Parallel Static Masking
Currently the anon.anonymize_database() function runs over all tables sequentially.
We could introduce a bit of parallelism in the process and run static masking over multiple tables at once.
Basic Use Case
A database contains 10 tables with different sizes :
| table | size of each table |
|---|---|
| t_a | 500MB |
| t_b and t_c | 200MB |
| t_d, t_e, t_f | 90MB |
| t_g, t_h, t_i, t_j | 2MB |
With the current implementation, anon.anonymize_database() will statically mask the tables one by one. The process will be run in a single session using only one CPU.
A better approach would be to split the workload in batches. Adding a optionnal parameter named jobs to anon.anonymize_database(). Calling anon.anonymize_database(jobs=4) would create 4 groups of tables, then open a separate session for each group, and run static masking separately.

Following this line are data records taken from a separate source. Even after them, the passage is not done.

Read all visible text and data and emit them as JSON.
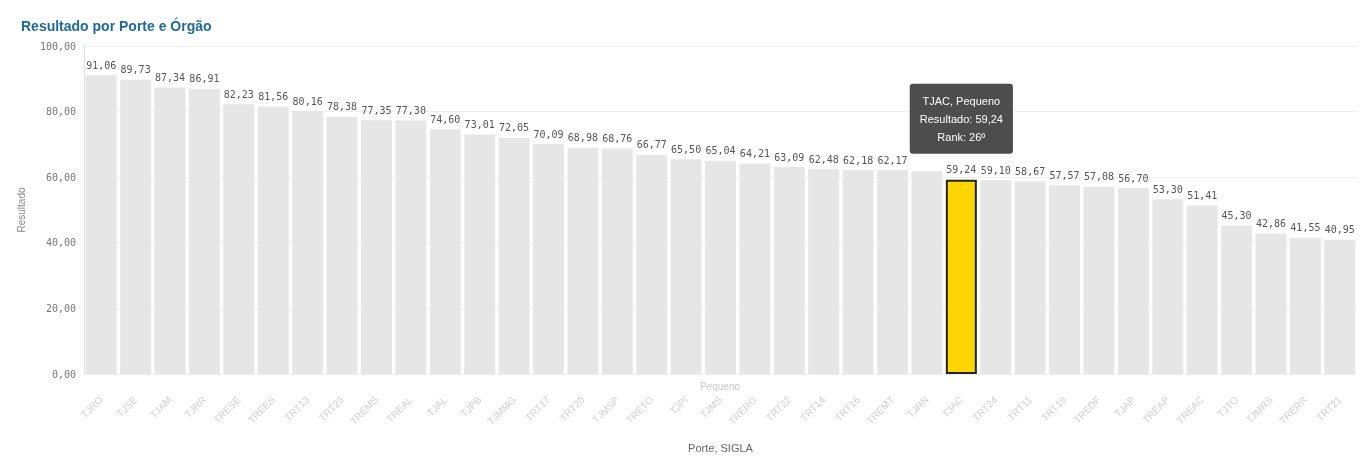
{
  "chart_data": {
    "type": "bar",
    "title": "Resultado por Porte e Órgão",
    "xlabel": "Porte, SIGLA",
    "ylabel": "Resultado",
    "categories": [
      "TJRO",
      "TJSE",
      "TJAM",
      "TJRR",
      "TRESE",
      "TREES",
      "TRT13",
      "TRT23",
      "TREMS",
      "TREAL",
      "TJAL",
      "TJPB",
      "TJMMG",
      "TRT17",
      "TRT20",
      "TJMSP",
      "TRETO",
      "TJPI",
      "TJMS",
      "TRERO",
      "TRT22",
      "TRT14",
      "TRT16",
      "TREMT",
      "TJRN",
      "TJAC",
      "TRT24",
      "TRT11",
      "TRT19",
      "TREDF",
      "TJAP",
      "TREAP",
      "TREAC",
      "TJTO",
      "TJMRS",
      "TRERR",
      "TRT21"
    ],
    "values": [
      91.06,
      89.73,
      87.34,
      86.91,
      82.23,
      81.56,
      80.16,
      78.38,
      77.35,
      77.3,
      74.6,
      73.01,
      72.05,
      70.09,
      68.98,
      68.76,
      66.77,
      65.5,
      65.04,
      64.21,
      63.09,
      62.48,
      62.18,
      62.17,
      61.8,
      59.24,
      59.1,
      58.67,
      57.57,
      57.08,
      56.7,
      53.3,
      51.41,
      45.3,
      42.86,
      41.55,
      40.95
    ],
    "value_labels": [
      "91,06",
      "89,73",
      "87,34",
      "86,91",
      "82,23",
      "81,56",
      "80,16",
      "78,38",
      "77,35",
      "77,30",
      "74,60",
      "73,01",
      "72,05",
      "70,09",
      "68,98",
      "68,76",
      "66,77",
      "65,50",
      "65,04",
      "64,21",
      "63,09",
      "62,48",
      "62,18",
      "62,17",
      null,
      "59,24",
      "59,10",
      "58,67",
      "57,57",
      "57,08",
      "56,70",
      "53,30",
      "51,41",
      "45,30",
      "42,86",
      "41,55",
      "40,95"
    ],
    "colors": [
      "#e6e6e6",
      "#e6e6e6",
      "#e6e6e6",
      "#e6e6e6",
      "#e6e6e6",
      "#e6e6e6",
      "#e6e6e6",
      "#e6e6e6",
      "#e6e6e6",
      "#e6e6e6",
      "#e6e6e6",
      "#e6e6e6",
      "#e6e6e6",
      "#e6e6e6",
      "#e6e6e6",
      "#e6e6e6",
      "#e6e6e6",
      "#e6e6e6",
      "#e6e6e6",
      "#e6e6e6",
      "#e6e6e6",
      "#e6e6e6",
      "#e6e6e6",
      "#e6e6e6",
      "#e6e6e6",
      "#ffd500",
      "#e6e6e6",
      "#e6e6e6",
      "#e6e6e6",
      "#e6e6e6",
      "#e6e6e6",
      "#e6e6e6",
      "#e6e6e6",
      "#e6e6e6",
      "#e6e6e6",
      "#e6e6e6",
      "#e6e6e6"
    ],
    "ylim": [
      0,
      100
    ],
    "yticks": [
      {
        "value": 0,
        "label": "0,00"
      },
      {
        "value": 20,
        "label": "20,00"
      },
      {
        "value": 40,
        "label": "40,00"
      },
      {
        "value": 60,
        "label": "60,00"
      },
      {
        "value": 80,
        "label": "80,00"
      },
      {
        "value": 100,
        "label": "100,00"
      }
    ],
    "grid": "y",
    "annotations": [
      "Pequeno",
      "TJAC, Pequeno\nResultado: 59,24\nRank: 26º"
    ]
  }
}
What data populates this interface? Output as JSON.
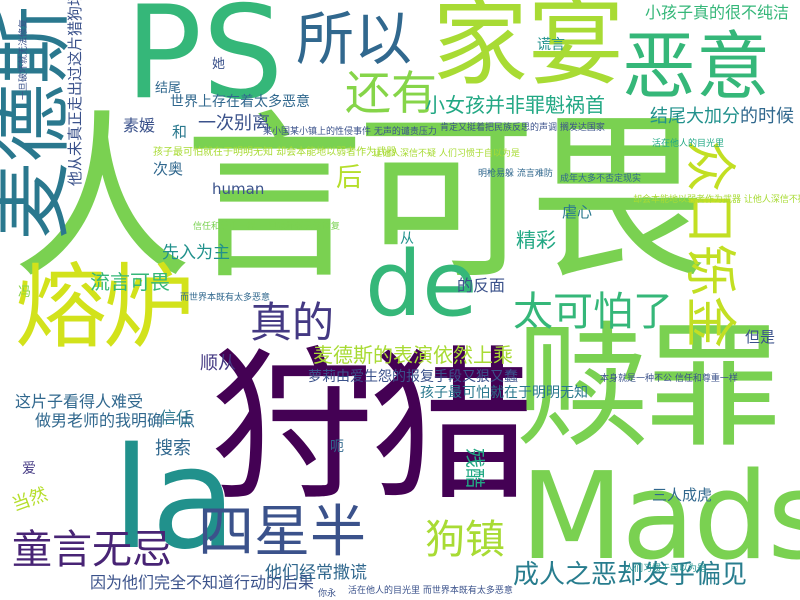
{
  "words": [
    {
      "text": "人言可畏",
      "color": "#7ad151"
    },
    {
      "text": "狩猎",
      "color": "#440154"
    },
    {
      "text": "赎罪",
      "color": "#7ad151"
    },
    {
      "text": "Mads",
      "color": "#7ad151"
    },
    {
      "text": "la",
      "color": "#21918c"
    },
    {
      "text": "PS",
      "color": "#35b779"
    },
    {
      "text": "家宴",
      "color": "#a8db34"
    },
    {
      "text": "熔炉",
      "color": "#d2e21b"
    },
    {
      "text": "麦德斯",
      "color": "#2a788e"
    },
    {
      "text": "恶意",
      "color": "#35b779"
    },
    {
      "text": "de",
      "color": "#35b779"
    },
    {
      "text": "所以",
      "color": "#31688e"
    },
    {
      "text": "还有",
      "color": "#86d549"
    },
    {
      "text": "众口铄金",
      "color": "#c2df23"
    },
    {
      "text": "四星半",
      "color": "#3b528b"
    },
    {
      "text": "太可怕了",
      "color": "#35b779"
    },
    {
      "text": "真的",
      "color": "#443983"
    },
    {
      "text": "童言无忌",
      "color": "#482475"
    },
    {
      "text": "成人之恶却发乎偏见",
      "color": "#287d8e"
    },
    {
      "text": "狗镇",
      "color": "#a8db34"
    },
    {
      "text": "麦德斯的表演依然上乘",
      "color": "#a8db34"
    },
    {
      "text": "小女孩并非罪魁祸首",
      "color": "#22a884"
    },
    {
      "text": "小孩子真的很不纯洁",
      "color": "#35b779"
    },
    {
      "text": "结尾大加分",
      "color": "#21918c"
    },
    {
      "text": "的时候",
      "color": "#31688e"
    },
    {
      "text": "后",
      "color": "#b5de2b"
    },
    {
      "text": "精彩",
      "color": "#22a884"
    },
    {
      "text": "虐心",
      "color": "#2a788e"
    },
    {
      "text": "残酷",
      "color": "#22a884"
    },
    {
      "text": "搜索",
      "color": "#31688e"
    },
    {
      "text": "当然",
      "color": "#b5de2b"
    },
    {
      "text": "信任",
      "color": "#2a788e"
    },
    {
      "text": "顺从",
      "color": "#443983"
    },
    {
      "text": "做男老师的我明确一点",
      "color": "#31688e"
    },
    {
      "text": "这片子看得人难受",
      "color": "#31688e"
    },
    {
      "text": "流言可畏",
      "color": "#35b779"
    },
    {
      "text": "先入为主",
      "color": "#21918c"
    },
    {
      "text": "一次别离",
      "color": "#3b528b"
    },
    {
      "text": "世界上存在着太多恶意",
      "color": "#31688e"
    },
    {
      "text": "素媛",
      "color": "#3b528b"
    },
    {
      "text": "和",
      "color": "#2a788e"
    },
    {
      "text": "次奥",
      "color": "#31688e"
    },
    {
      "text": "human",
      "color": "#3b528b"
    },
    {
      "text": "他从未真正走出过这片猎狗场",
      "color": "#3b528b"
    },
    {
      "text": "谎言",
      "color": "#21918c"
    },
    {
      "text": "因为他们完全不知道行动的后果",
      "color": "#3b528b"
    },
    {
      "text": "他们经常撒谎",
      "color": "#31688e"
    },
    {
      "text": "三人成虎",
      "color": "#31688e"
    },
    {
      "text": "萝莉由爱生怨的报复手段又狠又蠢",
      "color": "#3b528b"
    },
    {
      "text": "孩子最可怕就在于明明无知",
      "color": "#2a788e"
    },
    {
      "text": "但是",
      "color": "#3b528b"
    },
    {
      "text": "的反面",
      "color": "#3b528b"
    },
    {
      "text": "结尾",
      "color": "#31688e"
    },
    {
      "text": "她",
      "color": "#3b528b"
    },
    {
      "text": "爱",
      "color": "#443983"
    },
    {
      "text": "呃",
      "color": "#31688e"
    },
    {
      "text": "从",
      "color": "#21918c"
    },
    {
      "text": "冯",
      "color": "#86d549"
    },
    {
      "text": "孩子最可怕就在于明明无知 却会本能地以弱者作为武器",
      "color": "#a8db34"
    },
    {
      "text": "某小国某小镇上的性侵事件 无声的谴责压力",
      "color": "#3b528b"
    },
    {
      "text": "肯定又挺着把民族反思的声调 搁发达国家",
      "color": "#3b528b"
    },
    {
      "text": "信任和尊重一样 一旦破坏就无法修复",
      "color": "#7ad151"
    },
    {
      "text": "让他人深信不疑 人们习惯于自以为是",
      "color": "#a8db34"
    },
    {
      "text": "活在他人的目光里 而世界本既有太多恶意",
      "color": "#3b528b"
    },
    {
      "text": "本身就是一种不公 信任和尊重一样",
      "color": "#3b528b"
    },
    {
      "text": "却会本能地以弱者作为武器 让他人深信不疑",
      "color": "#a8db34"
    },
    {
      "text": "明枪易躲 流言难防",
      "color": "#31688e"
    },
    {
      "text": "一旦破坏就无法修复",
      "color": "#3b528b"
    },
    {
      "text": "而世界本既有太多恶意",
      "color": "#31688e"
    },
    {
      "text": "人们习惯于自以为是",
      "color": "#21918c"
    },
    {
      "text": "活在他人的目光里",
      "color": "#22a884"
    },
    {
      "text": "成年大多不否定现实",
      "color": "#31688e"
    },
    {
      "text": "你永",
      "color": "#3b528b"
    }
  ]
}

The groups could be composed so that the total volume is spread accross all groups
| Group | tables | size of the group |
|---|---|---|
| group 1 | t_a | 500MB |
| group 2 | t_d, t_e, t_f | 270 MB |
| group 3 | t_b, t_g, t_h, t_i, t_j | 208MB |
| group 4 | t_c | 200 MB |
The execution time of anon.anonymize_database(jobs=4) would be the execution time of the slowest job (here probably the first one).